“Garotas não tocam guitarra”. Disseram a uma jovem Joan Jett nos anos 70. O autor da frase, um professor de música fora de seu tempo e sem nenhuma visão para o talento, não sabia que estava negando a guitarra à maior expoente do rock feminino. Ou melhor, a pioneira do gênero. Essa é a história de “The Runaways – Garotas do Rock” (The Runaways), filme que ilustra a breve existência do grupo que mudou o cenário musical em uma década de efervescência e revoluções culturais.
Da formação pouco espontânea da banda ao rápido desfecho, o longa foca na vida pessoal e nos problemas familiares de Cherry Bomb (Dakota Fanning), transformada em vocalista do grupo aos 14 anos. Escolhida a dedo na noite, chamou a atenção do produtor Fowley por sua fisionomia ingênua e expressão impassível. Chegada prematura para o mundo da música e, talvez, determinante para o rompimento da banda. O filme foi baseado no livro Neon Angel: A Memoir of a Runaway, de sua autoria.
Paralelamente à vida pré-Runaways de Cherry, vemos a rebelde Joan (Kristen Stewart) caminhar pelas ruas de Los Angeles, moldando aos poucos a personalidade que marcaria a história do Rock: moedas contadas para comprar uma jaqueta de couro, aulas de guitarra, álcool, drogas, sexo e o decisivo encontro com o produtor Kim Fowley (Michael Shannon), a quem se apresentaria como uma potencial guitarrista, a procura de companheiras para montar uma banda só de mulheres.
O arrogante produtor, a princípio pouco interessado em mais uma jovem perdida na noite e que se considera um grande talento musical não descoberto, acaba por enxergar em Joan – e em sua ambiciosa procura – um possível sucesso de vendas. “Para desbancar os Beatles”, por que não? E assim inicia-se a procura pelas demais integrantes e os ensaios no apertado trailer, conduzidos pelo autoritário produtor.
A vida das artistas consideradas almas do grupo é intensamente representada, porém em detrimento das demais integrantes. Segundo disse Fowley na época: “de cinco diferentes versões do grupo saíram as cinco garotas que todos gostavam”. A mudança regular de baixista (seis garotas diferentes assumiram o baixo, inclusive Joan) talvez seja o motivo da falta de importância dada a essa personagem.

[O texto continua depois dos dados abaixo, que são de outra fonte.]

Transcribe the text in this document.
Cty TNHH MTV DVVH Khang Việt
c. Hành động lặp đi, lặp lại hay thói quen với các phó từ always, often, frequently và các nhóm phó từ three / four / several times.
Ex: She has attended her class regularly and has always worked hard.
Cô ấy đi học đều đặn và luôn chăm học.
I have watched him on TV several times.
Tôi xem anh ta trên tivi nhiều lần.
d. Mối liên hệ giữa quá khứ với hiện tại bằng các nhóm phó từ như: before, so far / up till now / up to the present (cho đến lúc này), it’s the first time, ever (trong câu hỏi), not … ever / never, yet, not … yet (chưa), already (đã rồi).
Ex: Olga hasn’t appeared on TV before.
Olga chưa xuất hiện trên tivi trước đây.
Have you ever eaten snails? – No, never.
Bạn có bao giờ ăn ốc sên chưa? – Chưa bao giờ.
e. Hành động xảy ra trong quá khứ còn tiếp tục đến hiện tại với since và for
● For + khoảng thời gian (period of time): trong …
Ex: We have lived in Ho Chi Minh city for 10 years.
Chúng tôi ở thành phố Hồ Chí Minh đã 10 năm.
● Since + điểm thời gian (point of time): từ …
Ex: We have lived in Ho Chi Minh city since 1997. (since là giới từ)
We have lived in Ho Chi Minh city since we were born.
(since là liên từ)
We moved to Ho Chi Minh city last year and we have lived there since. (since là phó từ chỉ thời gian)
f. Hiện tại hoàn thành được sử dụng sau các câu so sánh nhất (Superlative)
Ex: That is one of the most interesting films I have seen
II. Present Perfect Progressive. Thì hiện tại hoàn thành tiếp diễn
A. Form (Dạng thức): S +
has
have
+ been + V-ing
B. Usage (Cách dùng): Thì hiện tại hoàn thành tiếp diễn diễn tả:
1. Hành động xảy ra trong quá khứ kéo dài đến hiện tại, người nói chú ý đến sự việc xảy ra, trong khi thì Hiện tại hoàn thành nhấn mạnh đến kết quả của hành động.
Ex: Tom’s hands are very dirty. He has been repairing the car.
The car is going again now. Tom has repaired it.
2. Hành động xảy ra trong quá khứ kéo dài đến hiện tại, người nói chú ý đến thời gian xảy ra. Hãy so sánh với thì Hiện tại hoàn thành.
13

Já Sandy West, ao lado de Jett na banda do início ao fim, pediu que seu nome não fosse sequer citado na película.
Em pouco tempo a banda ganhou espaço, emplacando hits como “Cherry Bomb” – criada por Fowley, ao tentar enquadrar a aparentemente ingênua Cherry no perfil do Rock ‘n’ Roll – e “Queens of Noise”. A turnê no Japão (onde o grupo era o 4° colocado nas paradas, atrás apenas de ABBA, Kiss e Led Zeppelin) consolidou o sucesso internacional, além de ser responsável por um dos momentos mais bizarros do filme: quando as roqueiras, em meio a uma discussão de egos feridos, têm de interromper a DR para fugir de fãs japoneses ensandecidos.
Dentre uma e outra cena por vezes dispensável – como as manchetes de jornais rodopiando na tela ou os diálogos serenos em baladas ensurdecedoras – e a despeito da pobre contextualização do conturbado cenário da década de 1970, o filme tem bons momentos. A alucinação escancarada nos bastidores Rock, a relação entre as garotas, a fúria de hormônios revoltando-se contra uma realidade musical machista, uma família desestruturada e exploradores de plantão, são representados em cenas bem elaboradas e com boas atuações das atrizes até então obscurecidas no Crepúsculo.
A história de The Runaways foi breve, porém determinante para o Rock. Quando, após o término da banda, Joan Jett emplacou o hit “I Love Rock ‘n’ Roll” já era irreversível: os hormônios estavam externados na fúria do Rock para sempre.